The game won the award for both "Best Puzzle Game" and "Best Multiplayer Game" at the 1998 OPM Editors' Awards. Hyper later named Devil Dice a second runner-up for "1999 Hyper Reader Awards" for "Best Puzzle Game", which went to Bust-A-Move 99 for PlayStation and Nintendo 64.

Aggregate score
| Aggregator | Score |
|---|---|
| GameRankings | 79% |

Review scores
| Publication | Score |
|---|---|
| AllGame | 3.5/5 |
| CNET Gamecenter | 7/10 |
| Edge | 8/10 |
| Electronic Gaming Monthly | 8.875/10 |
| Famitsu | 30/40 |
| Game Informer | 8.25/10 |
| GameSpot | 6.9/10 |
| IGN | 9/10 |
| Next Generation | 4/5 |
| Official U.S. PlayStation Magazine | 3.5/5 |
| Dengeki PlayStation | 75/100, 85/100, 85/100, 90/100 |
| The PlayStation | 80/100, 58/100, 95/100 |

==Sequels==
XI Jumbo was only released in Japan exclusively on PlayStation.

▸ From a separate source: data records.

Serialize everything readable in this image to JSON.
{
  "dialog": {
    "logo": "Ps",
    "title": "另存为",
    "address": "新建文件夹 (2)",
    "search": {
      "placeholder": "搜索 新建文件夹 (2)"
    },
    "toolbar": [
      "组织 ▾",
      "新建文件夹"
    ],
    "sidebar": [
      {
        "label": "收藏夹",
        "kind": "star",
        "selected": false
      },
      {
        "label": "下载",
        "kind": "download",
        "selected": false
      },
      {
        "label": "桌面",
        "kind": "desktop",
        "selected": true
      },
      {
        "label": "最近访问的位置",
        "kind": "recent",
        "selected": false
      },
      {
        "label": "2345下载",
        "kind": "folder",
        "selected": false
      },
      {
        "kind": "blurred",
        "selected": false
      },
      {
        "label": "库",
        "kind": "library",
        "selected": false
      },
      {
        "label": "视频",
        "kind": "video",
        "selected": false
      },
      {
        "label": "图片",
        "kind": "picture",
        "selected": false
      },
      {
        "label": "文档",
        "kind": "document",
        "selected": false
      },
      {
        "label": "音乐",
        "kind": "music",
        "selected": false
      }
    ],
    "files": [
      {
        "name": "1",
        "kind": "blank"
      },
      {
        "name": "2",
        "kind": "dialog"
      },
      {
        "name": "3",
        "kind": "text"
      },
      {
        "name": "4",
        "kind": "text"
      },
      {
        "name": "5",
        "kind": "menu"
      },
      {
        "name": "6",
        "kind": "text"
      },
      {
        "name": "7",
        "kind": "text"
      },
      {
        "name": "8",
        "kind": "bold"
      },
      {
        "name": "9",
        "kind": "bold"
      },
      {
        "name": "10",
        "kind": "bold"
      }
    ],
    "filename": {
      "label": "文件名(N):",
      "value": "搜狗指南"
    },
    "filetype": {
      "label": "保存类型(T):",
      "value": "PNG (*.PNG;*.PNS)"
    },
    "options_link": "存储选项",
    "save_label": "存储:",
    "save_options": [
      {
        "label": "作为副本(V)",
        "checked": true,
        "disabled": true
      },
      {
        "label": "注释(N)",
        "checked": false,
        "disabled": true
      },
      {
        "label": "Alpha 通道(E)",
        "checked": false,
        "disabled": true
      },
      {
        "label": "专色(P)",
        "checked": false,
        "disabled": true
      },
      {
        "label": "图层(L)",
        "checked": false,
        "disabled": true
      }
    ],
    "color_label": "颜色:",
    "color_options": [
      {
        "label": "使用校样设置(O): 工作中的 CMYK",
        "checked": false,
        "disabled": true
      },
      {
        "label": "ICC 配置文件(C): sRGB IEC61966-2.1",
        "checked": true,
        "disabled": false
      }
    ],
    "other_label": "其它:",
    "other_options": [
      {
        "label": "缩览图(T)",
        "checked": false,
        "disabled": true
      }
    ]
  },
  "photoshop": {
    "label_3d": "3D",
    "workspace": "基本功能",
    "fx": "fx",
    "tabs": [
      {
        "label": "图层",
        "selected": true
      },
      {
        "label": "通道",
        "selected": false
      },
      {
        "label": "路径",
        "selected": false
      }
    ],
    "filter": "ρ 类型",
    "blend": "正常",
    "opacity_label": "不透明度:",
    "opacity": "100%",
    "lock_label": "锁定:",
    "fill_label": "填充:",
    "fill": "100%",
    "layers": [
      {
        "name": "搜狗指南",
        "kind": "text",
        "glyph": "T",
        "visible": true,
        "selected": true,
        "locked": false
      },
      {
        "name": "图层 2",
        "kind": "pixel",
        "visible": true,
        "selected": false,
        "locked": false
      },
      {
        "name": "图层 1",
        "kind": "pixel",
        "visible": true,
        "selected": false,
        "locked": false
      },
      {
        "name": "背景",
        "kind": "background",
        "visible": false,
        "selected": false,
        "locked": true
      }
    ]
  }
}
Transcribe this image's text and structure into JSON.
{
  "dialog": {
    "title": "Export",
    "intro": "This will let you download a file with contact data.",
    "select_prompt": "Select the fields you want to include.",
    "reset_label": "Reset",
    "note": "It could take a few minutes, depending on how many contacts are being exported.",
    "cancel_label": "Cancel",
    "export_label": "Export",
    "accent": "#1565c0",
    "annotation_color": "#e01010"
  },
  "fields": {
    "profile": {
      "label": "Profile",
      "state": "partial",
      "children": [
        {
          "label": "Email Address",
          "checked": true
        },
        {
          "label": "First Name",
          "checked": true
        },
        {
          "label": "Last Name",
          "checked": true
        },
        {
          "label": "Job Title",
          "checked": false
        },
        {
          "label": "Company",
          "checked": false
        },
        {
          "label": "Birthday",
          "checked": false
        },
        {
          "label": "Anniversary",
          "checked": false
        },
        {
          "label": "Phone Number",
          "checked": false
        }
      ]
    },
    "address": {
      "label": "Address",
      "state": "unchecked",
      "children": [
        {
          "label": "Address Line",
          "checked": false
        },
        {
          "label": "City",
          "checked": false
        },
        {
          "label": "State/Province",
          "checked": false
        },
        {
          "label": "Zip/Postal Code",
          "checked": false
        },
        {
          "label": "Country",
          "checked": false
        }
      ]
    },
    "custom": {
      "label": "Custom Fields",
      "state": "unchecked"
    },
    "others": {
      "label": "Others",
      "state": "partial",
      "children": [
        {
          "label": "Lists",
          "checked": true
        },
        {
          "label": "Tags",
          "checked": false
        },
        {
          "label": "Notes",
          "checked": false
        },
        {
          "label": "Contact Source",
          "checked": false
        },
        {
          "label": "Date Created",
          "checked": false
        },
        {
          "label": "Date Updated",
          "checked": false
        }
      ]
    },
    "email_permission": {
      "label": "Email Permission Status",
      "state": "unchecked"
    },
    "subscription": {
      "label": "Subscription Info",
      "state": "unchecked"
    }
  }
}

A demake titled XI Little was only released in Japan exclusively on the WonderSwan Color by Bandai in 2001. It is the first portable video game based on a Sony Computer Entertainment property.

Bombastic (XI Go in Japan) was released in Japan, North America and Europe exclusively on PlayStation 2. It incorporates all play modes from previous releases.

Xi Coliseum was only released in Japan exclusively on PlayStation Portable. This version includes support for ad hoc wireless play between up to five players.